Tribunal Administratif de Marseille — Décision N° TA13-2003039

lundi 27 novembre 2023

JuridictionTribunal Administratif de Marseille
SectionTribunal Administratif de Marseille
N° DossierTA13-2003039
TypeDécision
RecoursExcès de pouvoir
PublicationC
Formation4ème Chambre
Avocat requérantPORTOLANO

Texte intégral

Vu la procédure suivante :

Par une requête et deux mémoires complémentaires enregistrés les 7 avril 2020, 1er octobre 2021 et 8 septembre 2022, M. E G, Mme J A épouse G et M. H G, représentés par Me Teissier, demandent au tribunal :

1°) d'annuler l'arrêté n° PC 13092 19 00034 en date du 25 novembre 2019 par lequel le maire de Saint-Chamas a refusé de leur délivrer un permis de construire une maison individuelle et ses annexes sur une parcelle cadastrée AB 351, sise rue Emile Fabre, ensemble la décision de rejet opposé à leur recours gracieux ;

2°) d'enjoindre au maire de Saint-Chamas, à titre principal, de leur délivrer le permis de construire sollicité dans un délai de quinze jours à compter de la notification du jugement à intervenir sous astreinte de 100 euros par jour de retard ou, à titre subsidiaire, de procéder au réexamen de leur demande ;

3°) de mettre à la charge de la commune de Saint-Chamas la somme de 2 000 euros au titre de l'article L. 761-1 du code de justice administrative.

Ils soutiennent que :

- leur requête est recevable ;

- l'arrêté attaqué est entaché d'incompétence ;

- il est insuffisamment motivé ;

- il est entaché d'une inexacte application des dispositions de l'article L. 151-33 du code de l'urbanisme et de l'article 8 du règlement de la zone UA3 du plan local d'urbanisme applicable à la commune.

Par un mémoire en défense, enregistré le 26 juillet 2020, la commune de Saint-Chamas, représentée par Me Portolano, conclut au rejet de la requête et à ce que soit mise à la charge des requérants la somme de 5 000 euros au titre de l'article L. 761-1 du code de justice administrative.

Elle fait valoir que :

- la requête est irrecevable ;

- les moyens soulevés par M. G et autres ne sont pas fondés.

Par une ordonnance du 14 octobre 2022, a été prononcée, en application des articles

R. 611-11-1 et R. 613-1 du code de justice administrative, la clôture immédiate de l'instruction.

Vu la décision attaquée ;

Vu les autres pièces du dossier.

Vu :

- le code de l'urbanisme ;

- le code de justice administrative.

Les parties ont été régulièrement averties du jour de l'audience.
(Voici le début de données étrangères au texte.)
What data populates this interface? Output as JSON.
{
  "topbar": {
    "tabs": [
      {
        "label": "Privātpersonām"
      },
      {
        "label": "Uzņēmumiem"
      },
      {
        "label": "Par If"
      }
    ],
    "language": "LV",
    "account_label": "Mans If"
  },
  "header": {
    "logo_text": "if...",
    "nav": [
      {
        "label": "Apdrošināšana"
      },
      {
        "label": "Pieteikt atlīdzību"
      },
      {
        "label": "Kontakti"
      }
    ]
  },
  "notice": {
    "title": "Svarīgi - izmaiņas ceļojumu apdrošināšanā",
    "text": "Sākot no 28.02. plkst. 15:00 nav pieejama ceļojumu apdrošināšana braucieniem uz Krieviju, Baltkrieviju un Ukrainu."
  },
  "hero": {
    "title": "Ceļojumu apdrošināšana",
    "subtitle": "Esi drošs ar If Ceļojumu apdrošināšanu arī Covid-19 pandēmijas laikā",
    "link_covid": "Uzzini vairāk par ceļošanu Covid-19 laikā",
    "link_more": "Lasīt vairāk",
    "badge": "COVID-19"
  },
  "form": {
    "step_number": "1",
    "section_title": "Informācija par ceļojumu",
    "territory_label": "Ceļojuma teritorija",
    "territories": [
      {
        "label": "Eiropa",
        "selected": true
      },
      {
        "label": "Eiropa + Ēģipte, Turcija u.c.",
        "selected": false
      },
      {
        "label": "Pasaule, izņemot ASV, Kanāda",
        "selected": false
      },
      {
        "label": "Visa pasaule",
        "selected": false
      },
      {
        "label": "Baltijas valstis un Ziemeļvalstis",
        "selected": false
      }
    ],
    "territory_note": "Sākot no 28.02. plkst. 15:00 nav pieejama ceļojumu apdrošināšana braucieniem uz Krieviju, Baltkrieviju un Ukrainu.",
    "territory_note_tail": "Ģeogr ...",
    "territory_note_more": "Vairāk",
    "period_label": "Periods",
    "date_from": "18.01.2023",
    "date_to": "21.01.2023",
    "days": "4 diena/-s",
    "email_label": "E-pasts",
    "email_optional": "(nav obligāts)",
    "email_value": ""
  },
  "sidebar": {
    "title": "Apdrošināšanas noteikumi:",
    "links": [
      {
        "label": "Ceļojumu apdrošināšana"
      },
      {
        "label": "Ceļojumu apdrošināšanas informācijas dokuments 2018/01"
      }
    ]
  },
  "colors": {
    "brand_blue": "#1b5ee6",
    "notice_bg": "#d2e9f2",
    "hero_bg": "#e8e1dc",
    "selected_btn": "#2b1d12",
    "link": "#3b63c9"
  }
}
Ont été entendus au cours de l'audience publique :

- le rapport de M. Salvage, président-rapporteur,

- et les conclusions de Mme Giocanti, rapporteure publique.

Considérant ce qui suit :

1. M. E G, Mme J A épouse G et M. H G demandent au tribunal d'annuler l'arrêté du 25 novembre 2019 par lequel le maire de Saint-Chamas a refusé de leur délivrer un permis de construire une maison individuelle et ses annexes sur une parcelle cadastrée AB 351, sise rue Emile Fabre, ainsi que la décision en date du 18 février 2020 par laquelle il a rejeté leur recours gracieux.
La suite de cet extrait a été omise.